Fue el propio zoológico quien confirmó el fallecimiento del ejemplar a través de un comunicado difundido en sus redes sociales, en el que explicó que, de manera preliminar, se presume que el accidente ocurrió cuando la jirafa intentó alcanzar vegetación ubicada fuera de su área de exhibición.
Según la versión oficial, el animal habría quedado atorado en el perímetro de la instalación y posteriormente cayó al suelo.
Como hipótesis inicial, la institución informó que la muerte pudo haber sido consecuencia de una “broncoaspiración de contenido ruminal“, aunque aclaró que la causa definitiva deberá confirmarse mediante la necropsia y los estudios complementarios correspondientes.

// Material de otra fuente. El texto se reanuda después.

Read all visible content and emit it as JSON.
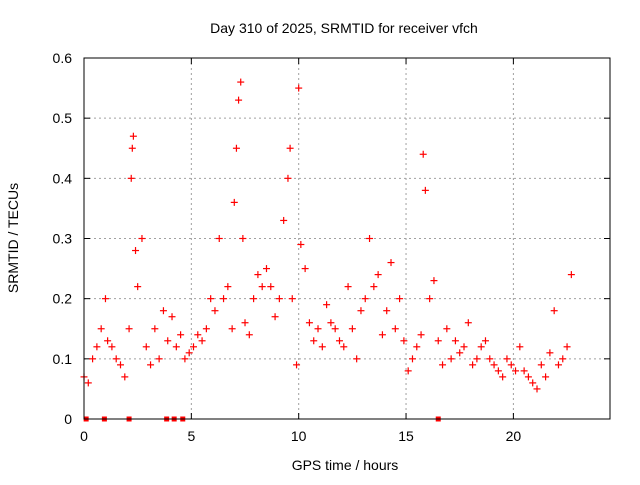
{
  "chart_data": {
    "type": "scatter",
    "title": "Day 310 of 2025, SRMTID for receiver vfch",
    "xlabel": "GPS time / hours",
    "ylabel": "SRMTID / TECUs",
    "xlim": [
      0,
      24.5
    ],
    "ylim": [
      0,
      0.6
    ],
    "xticks": [
      0,
      5,
      10,
      15,
      20
    ],
    "yticks": [
      0,
      0.1,
      0.2,
      0.3,
      0.4,
      0.5,
      0.6
    ],
    "xtick_labels": [
      "0",
      "5",
      "10",
      "15",
      "20"
    ],
    "ytick_labels": [
      "0",
      "0.1",
      "0.2",
      "0.3",
      "0.4",
      "0.5",
      "0.6"
    ],
    "grid": true,
    "marker": "+",
    "series_color": "#ff0000",
    "gap_markers": [
      0.1,
      0.95,
      2.1,
      3.85,
      4.2,
      4.6,
      16.5
    ],
    "series": [
      {
        "name": "SRMTID",
        "x": [
          0.0,
          0.2,
          0.4,
          0.6,
          0.8,
          1.0,
          1.1,
          1.3,
          1.5,
          1.7,
          1.9,
          2.1,
          2.2,
          2.25,
          2.3,
          2.4,
          2.5,
          2.7,
          2.9,
          3.1,
          3.3,
          3.5,
          3.7,
          3.9,
          4.1,
          4.3,
          4.5,
          4.7,
          4.9,
          5.1,
          5.3,
          5.5,
          5.7,
          5.9,
          6.1,
          6.3,
          6.5,
          6.7,
          6.9,
          7.0,
          7.1,
          7.2,
          7.3,
          7.4,
          7.5,
          7.7,
          7.9,
          8.1,
          8.3,
          8.5,
          8.7,
          8.9,
          9.1,
          9.3,
          9.5,
          9.6,
          9.7,
          9.9,
          10.0,
          10.1,
          10.3,
          10.5,
          10.7,
          10.9,
          11.1,
          11.3,
          11.5,
          11.7,
          11.9,
          12.1,
          12.3,
          12.5,
          12.7,
          12.9,
          13.1,
          13.3,
          13.5,
          13.7,
          13.9,
          14.1,
          14.3,
          14.5,
          14.7,
          14.9,
          15.1,
          15.3,
          15.5,
          15.7,
          15.8,
          15.9,
          16.1,
          16.3,
          16.5,
          16.7,
          16.9,
          17.1,
          17.3,
          17.5,
          17.7,
          17.9,
          18.1,
          18.3,
          18.5,
          18.7,
          18.9,
          19.1,
          19.3,
          19.5,
          19.7,
          19.9,
          20.1,
          20.3,
          20.5,
          20.7,
          20.9,
          21.1,
          21.3,
          21.5,
          21.7,
          21.9,
          22.1,
          22.3,
          22.5,
          22.7
        ],
        "y": [
          0.07,
          0.06,
          0.1,
          0.12,
          0.15,
          0.2,
          0.13,
          0.12,
          0.1,
          0.09,
          0.07,
          0.15,
          0.4,
          0.45,
          0.47,
          0.28,
          0.22,
          0.3,
          0.12,
          0.09,
          0.15,
          0.1,
          0.18,
          0.13,
          0.17,
          0.12,
          0.14,
          0.1,
          0.11,
          0.12,
          0.14,
          0.13,
          0.15,
          0.2,
          0.18,
          0.3,
          0.2,
          0.22,
          0.15,
          0.36,
          0.45,
          0.53,
          0.56,
          0.3,
          0.16,
          0.14,
          0.2,
          0.24,
          0.22,
          0.25,
          0.22,
          0.17,
          0.2,
          0.33,
          0.4,
          0.45,
          0.2,
          0.09,
          0.55,
          0.29,
          0.25,
          0.16,
          0.13,
          0.15,
          0.12,
          0.19,
          0.16,
          0.15,
          0.13,
          0.12,
          0.22,
          0.15,
          0.1,
          0.18,
          0.2,
          0.3,
          0.22,
          0.24,
          0.14,
          0.18,
          0.26,
          0.15,
          0.2,
          0.13,
          0.08,
          0.1,
          0.12,
          0.14,
          0.44,
          0.38,
          0.2,
          0.23,
          0.13,
          0.09,
          0.15,
          0.1,
          0.13,
          0.11,
          0.12,
          0.16,
          0.09,
          0.1,
          0.12,
          0.13,
          0.1,
          0.09,
          0.08,
          0.07,
          0.1,
          0.09,
          0.08,
          0.12,
          0.08,
          0.07,
          0.06,
          0.05,
          0.09,
          0.07,
          0.11,
          0.18,
          0.09,
          0.1,
          0.12,
          0.24
        ]
      }
    ]
  }
}
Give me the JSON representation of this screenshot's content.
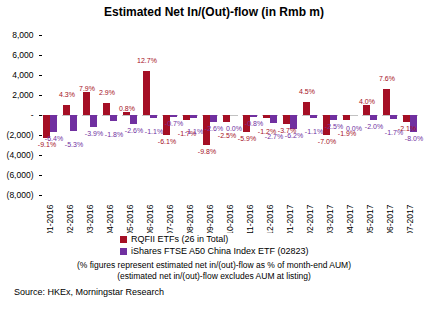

La Dirección Técnica Operativa del zoológico anunció el inicio de una investigación interna para reconstruir la secuencia de los hechos y determinar qué factores permitieron que ocurriera el accidente.
Un accidente que abre nuevas interrogantes.
Aunque la investigación continúa, el hecho ha generado cuestionamientos sobre el diseño y las condiciones de seguridad de las instalaciones destinadas a especies de gran tamaño como las jirafas.
Especialistas en bienestar animal han señalado en diversas ocasiones que los recintos deben minimizar cualquier riesgo que permita a los ejemplares quedar atrapados, sufrir caídas o acceder a zonas que representen un peligro para su integridad, por lo que el caso vuelve a poner bajo la lupa los protocolos de prevención del zoológico.
La muerte del ejemplar también alimenta las críticas de ciudadanos y organizaciones protectoras de animales, quienes han pedido mayor transparencia sobre las condiciones en las que se encuentran los animales del parque y las acciones implementadas para evitar nuevos incidentes.
Un historial reciente de controversias.
El fallecimiento de la jirafa no ocurre de manera aislada. En diciembre de 2025, el Zoológico de León fue objeto de inspecciones por parte de la Procuraduría Federal de Protección al Ambiente (Profepa) tras la muerte de 24 borregos muflones, los cuales fueron atacados por una jauría de perros que ingresó al recinto.
A raíz de ese caso, una asociación civil promovió un amparo que derivó en verificaciones oficiales y en la exigencia de adecuaciones para reforzar la protección de los ejemplares.
Meses después, el 22 de abril de 2026, la Profepa ordenó el cierre temporal del zoológico para atender diversos requerimientos administrativos y técnicos relacionados con la operación del parque y las condiciones de bienestar animal.
El recinto permaneció cerrado durante tres días y reabrió el 25 de abril, una vez que la autoridad federal informó que las observaciones habían sido atendidas.
Señalamientos por presuntas irregularidades.
A estos antecedentes se suman las declaraciones realizadas por la presidenta municipal de León, Alejandra Gutiérrez Campos, quien denunció públicamente la existencia de una presunta red de corrupción y tráfico ilegal de animales dentro del zoológico.
La alcaldesa señaló posibles irregularidades en el control y registro de ejemplares, aunque posteriormente precisó que dichos hechos corresponderían, principalmente, a administraciones anteriores a 2021.
Sin embargo, la suma de estos episodios mantiene al Zoológico de León bajo un intenso escrutinio público, mientras diversos sectores exigen una revisión profunda de sus protocolos de manejo, seguridad y bienestar animal.